The Swiss bank had sold billions of dollars of Greensill’s debt to investors, assuring them in marketing material that the high-yield notes were low risk because the underlying credit exposure was fully insured.
A number of investors have sued the Swiss bank over the Greensill-linked funds. The bank has returned about $6.8 billion to investors so far.
SHAREHOLDER ANGER
Credit Suisse shareholders rejected a proposal from the bank’s board to discharge management from other liabilities for 2020, highlighting shareholder anger of the bank’s costly missteps.
The vote garnered only 35.88% approval at the bank’s AGM in April, as proxy advisers pointed to risk and control deficiencies leading up to the Greensill and Archegos meltdowns.

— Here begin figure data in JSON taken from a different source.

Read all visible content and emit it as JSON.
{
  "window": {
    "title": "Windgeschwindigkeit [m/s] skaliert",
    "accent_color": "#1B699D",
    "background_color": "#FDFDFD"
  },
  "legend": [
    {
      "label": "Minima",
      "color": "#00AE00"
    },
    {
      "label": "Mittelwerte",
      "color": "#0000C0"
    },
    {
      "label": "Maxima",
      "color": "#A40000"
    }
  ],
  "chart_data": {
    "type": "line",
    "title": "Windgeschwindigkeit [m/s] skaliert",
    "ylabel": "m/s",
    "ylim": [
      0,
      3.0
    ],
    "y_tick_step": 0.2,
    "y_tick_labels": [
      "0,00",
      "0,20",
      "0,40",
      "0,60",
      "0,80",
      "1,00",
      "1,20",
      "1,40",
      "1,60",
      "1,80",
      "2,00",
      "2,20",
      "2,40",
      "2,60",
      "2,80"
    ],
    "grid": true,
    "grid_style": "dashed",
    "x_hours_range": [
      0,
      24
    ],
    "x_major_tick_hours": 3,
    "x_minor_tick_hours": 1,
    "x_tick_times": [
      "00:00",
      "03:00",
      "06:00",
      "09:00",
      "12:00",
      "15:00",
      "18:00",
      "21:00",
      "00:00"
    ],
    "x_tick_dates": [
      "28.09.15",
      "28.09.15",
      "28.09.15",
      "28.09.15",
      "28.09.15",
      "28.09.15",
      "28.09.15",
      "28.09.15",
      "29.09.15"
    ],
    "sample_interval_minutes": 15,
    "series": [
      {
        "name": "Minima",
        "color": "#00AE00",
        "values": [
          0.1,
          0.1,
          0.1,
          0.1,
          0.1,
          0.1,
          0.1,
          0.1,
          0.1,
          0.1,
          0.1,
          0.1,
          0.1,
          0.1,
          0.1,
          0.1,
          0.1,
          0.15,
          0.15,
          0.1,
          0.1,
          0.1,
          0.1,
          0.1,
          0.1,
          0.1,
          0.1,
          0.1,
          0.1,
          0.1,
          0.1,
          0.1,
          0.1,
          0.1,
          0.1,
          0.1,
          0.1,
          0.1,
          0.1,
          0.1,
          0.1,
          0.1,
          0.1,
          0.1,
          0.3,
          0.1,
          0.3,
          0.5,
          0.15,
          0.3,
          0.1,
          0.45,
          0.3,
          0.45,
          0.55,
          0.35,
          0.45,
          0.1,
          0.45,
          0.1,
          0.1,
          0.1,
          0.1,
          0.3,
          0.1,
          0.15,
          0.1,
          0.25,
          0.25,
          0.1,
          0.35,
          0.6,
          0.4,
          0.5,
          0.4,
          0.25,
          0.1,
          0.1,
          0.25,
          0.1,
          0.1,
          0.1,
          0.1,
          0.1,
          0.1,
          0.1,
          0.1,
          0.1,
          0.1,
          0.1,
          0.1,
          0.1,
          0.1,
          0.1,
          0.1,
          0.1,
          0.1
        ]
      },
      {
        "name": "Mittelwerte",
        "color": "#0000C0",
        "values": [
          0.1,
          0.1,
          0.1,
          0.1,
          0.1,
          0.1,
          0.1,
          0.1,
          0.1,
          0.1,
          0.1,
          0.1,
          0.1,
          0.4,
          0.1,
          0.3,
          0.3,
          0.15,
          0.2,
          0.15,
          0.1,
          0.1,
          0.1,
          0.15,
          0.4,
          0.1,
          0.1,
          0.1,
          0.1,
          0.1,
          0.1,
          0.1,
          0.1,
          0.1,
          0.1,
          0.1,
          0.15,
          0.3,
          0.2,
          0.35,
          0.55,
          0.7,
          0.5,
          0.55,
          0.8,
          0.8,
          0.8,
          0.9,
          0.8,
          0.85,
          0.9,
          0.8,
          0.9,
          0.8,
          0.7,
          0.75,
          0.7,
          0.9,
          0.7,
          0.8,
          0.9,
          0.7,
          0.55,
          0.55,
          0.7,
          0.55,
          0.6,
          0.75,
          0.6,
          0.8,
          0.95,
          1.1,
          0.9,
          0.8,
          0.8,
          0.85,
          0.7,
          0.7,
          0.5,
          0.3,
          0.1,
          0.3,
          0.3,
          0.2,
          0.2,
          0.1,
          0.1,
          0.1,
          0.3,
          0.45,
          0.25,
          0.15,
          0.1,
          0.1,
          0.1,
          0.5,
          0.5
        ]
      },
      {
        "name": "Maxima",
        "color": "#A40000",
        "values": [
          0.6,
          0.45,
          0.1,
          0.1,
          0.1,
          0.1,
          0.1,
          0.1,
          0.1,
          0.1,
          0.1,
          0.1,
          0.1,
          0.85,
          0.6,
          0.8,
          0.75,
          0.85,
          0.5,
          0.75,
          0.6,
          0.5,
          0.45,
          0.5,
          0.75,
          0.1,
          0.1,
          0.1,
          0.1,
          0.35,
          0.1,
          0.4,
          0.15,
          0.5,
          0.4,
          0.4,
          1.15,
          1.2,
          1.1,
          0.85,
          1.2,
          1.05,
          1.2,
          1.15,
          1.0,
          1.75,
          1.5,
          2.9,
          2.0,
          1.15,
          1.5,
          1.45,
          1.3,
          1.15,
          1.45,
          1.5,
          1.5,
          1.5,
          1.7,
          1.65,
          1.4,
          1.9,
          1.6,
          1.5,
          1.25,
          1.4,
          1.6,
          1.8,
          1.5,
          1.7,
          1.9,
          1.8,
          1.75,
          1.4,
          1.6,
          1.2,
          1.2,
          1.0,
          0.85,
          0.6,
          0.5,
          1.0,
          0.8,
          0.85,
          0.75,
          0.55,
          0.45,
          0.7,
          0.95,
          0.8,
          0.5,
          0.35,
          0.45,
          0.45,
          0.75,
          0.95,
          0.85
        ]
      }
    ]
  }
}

That leaves room for shareholders to hold directors responsible for wilful or grossly negligent violations of their duties under Swiss rules.
SPYING SCANDAL
Credit Suisse Chief Executive Tidjane Thiam was forced to quit in March 2020 after an investigation found the bank hired private detectives to spy on its former head of wealth management Iqbal Kahn after he left for arch rival UBS.
Credit Suisse repeatedly played down the episode as an isolated incident.
However, Switzerland’s financial regulator said Credit Suisse had misled it about the scale of the spying. The regulator said the bank planned seven different spying operations between 2016 and 2019 and carried out most of them.
In a rare rebuke, the regulator said there were serious organisational shortcomings at Credit Suisse and that the bank had even tried to cover its tracks by doctoring an invoice for surveillance.
In response, Credit Suisse said it condemned the spying and had taken “decisive” steps to improve its governance and strengthen compliance.